True to the Maison’s Germanic heritage, all the timepieces Manjos highlighted were thick and robust. As we jokingly discussed how it almost feels like the watches were competing for the “thickest” case, Manjos promptly brought out the jaw-dropping Lange 31. The timepiece, dubbed a “platinum hockey puck” by the CSO, weighs a solid 275 grams. In addition to its hardcore appeal, the watch’s crown is merely decorative — as a special key is needed to wind it. The timepiece’s mainspring took up three-quarters of its caseback with a power reserve of one month. “Technically, being German, it runs for 32 days, but the last day is not accurate because of the release of the strength of the movement,” said Manjos.
When asked which of the displaying timepieces truly embodied the spirit of A. Lange & Söhne, Manjos circled back to a particularly rare limited-edition Daytograph: the Tourbillon Pour Le Mérite. Part of the Maison’s original collection from their 1994 re-launch, the Pour Le Mérite was the first watch to incorporate the fuseé chain – which is akin to a “bicycle chain” – to provide a constant force for the watch, an unusual and extremely difficult implementation for time-tellers of this case.“Typically, the more complicated movements do get thicker, and I really do think that’s the embodiment of Lange,” said Manjos.
To the CSO, the first and most iconic feature that A. Lange & Söhne has initiated to its time-tellers is the big date display on the Lange 1. Date displays in watchmaking are typically made very small, so as to not divert too much attention away from the rest of the dial. But for Lange, its “outsize date” displays are all about “visibility, luminosity, accuracy, and beefeater ability.” The youngest piece from the Maison’s repertoire is the Odysseus, which was first introduced three years ago as its ’ first attempt at a steel sports watch. But to Manjos, it’s the Datograph Perpetual that holds a special place for him, as “It does everything the brand does. It’s a Datograph, Lange’s chronograph movement, but it’s also a perpetual calendar at the same time.”
“Most brands have four or five different movements that they use and modify slightly to incorporate into different models. Lange builds every watch with a specific movement to fit the case,” the CSO stated. “If you look at just the sizing and cases, they’ll make a movement to make only 50 watches, which is not particularly commercially viable — but it does make it very unique.” When asked for the rarest timepiece in the collection, Manjos immediately reached for the 20th anniversary Handwerkskunst edition Lange 1 tourbillon, an ultra-limited model with only 20 pieces made. Starring an intense black enamel encased in platinum, the piece comes with all of the brand’s distinctive characteristics — from the asymmetrical dial, “outsize date” display, power reserve indicator, one-minute tourbillon to the in-house L961.3 calibre.
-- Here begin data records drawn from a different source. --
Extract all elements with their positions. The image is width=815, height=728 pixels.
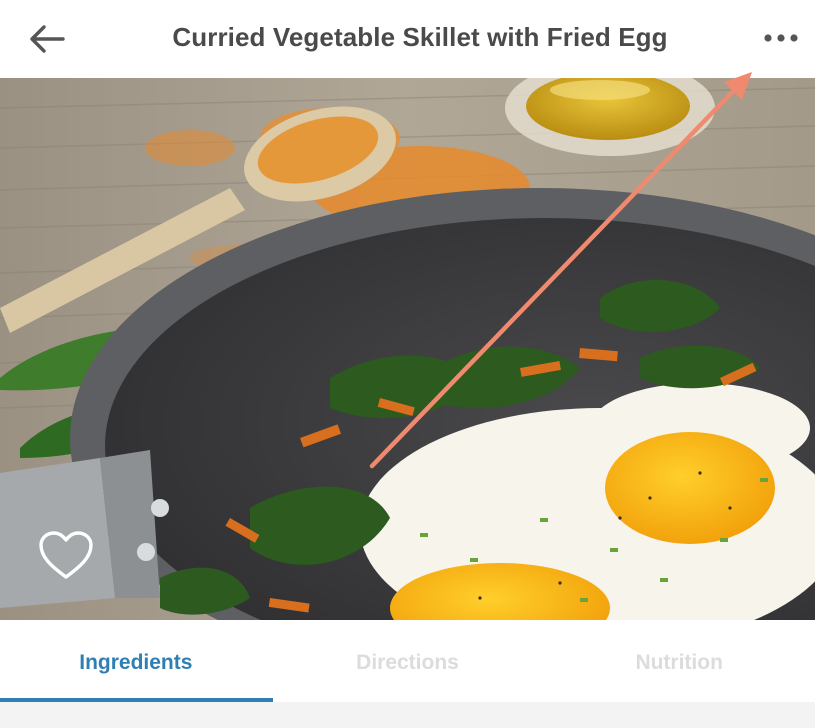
tab-nutrition[interactable]: Nutrition <box>543 620 815 702</box>
recipe-screen: Curried Vegetable Skillet with Fried Egg <box>0 0 815 728</box>
recipe-photo <box>0 78 815 620</box>
back-button[interactable] <box>22 17 72 61</box>
heart-outline-icon <box>39 531 93 579</box>
tab-ingredients[interactable]: Ingredients <box>0 620 273 702</box>
favorite-button[interactable] <box>36 527 96 583</box>
tab-directions-label: Directions <box>356 651 459 674</box>
more-horizontal-icon <box>764 34 798 42</box>
more-options-button[interactable] <box>757 16 805 60</box>
tab-ingredients-label: Ingredients <box>79 651 193 674</box>
skillet-photo <box>0 78 815 620</box>
app-bar: Curried Vegetable Skillet with Fried Egg <box>0 0 815 78</box>
recipe-tabs: Ingredients Directions Nutrition <box>0 620 815 702</box>
content-area-top <box>0 702 815 728</box>
arrow-left-icon <box>30 25 65 53</box>
tab-directions[interactable]: Directions <box>272 620 544 702</box>
page-title: Curried Vegetable Skillet with Fried Egg <box>172 22 668 52</box>
tab-nutrition-label: Nutrition <box>635 651 723 674</box>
As our session with Manjos drew to a close, he noted that “often with collectors, you’ll only get to only a few pieces at a time.” The CSO elaborated that “to be able to see a whole collection that runs the gamut of a brand, you’d really get a better feel for what it is.” WatchBox’s inventory is spread across its 12 locations around the globe, which makes this particular showcase incredibly special, and rare at the same time. Even for the expert himself, the idea that goes into experiencing and enjoying the presence of so many special timepieces from one single Maison. “There’s just something about seeing them in the flesh and being able to have a feel. It’s a very different experience. We still like to be with people, and we love to be able to play with watches.”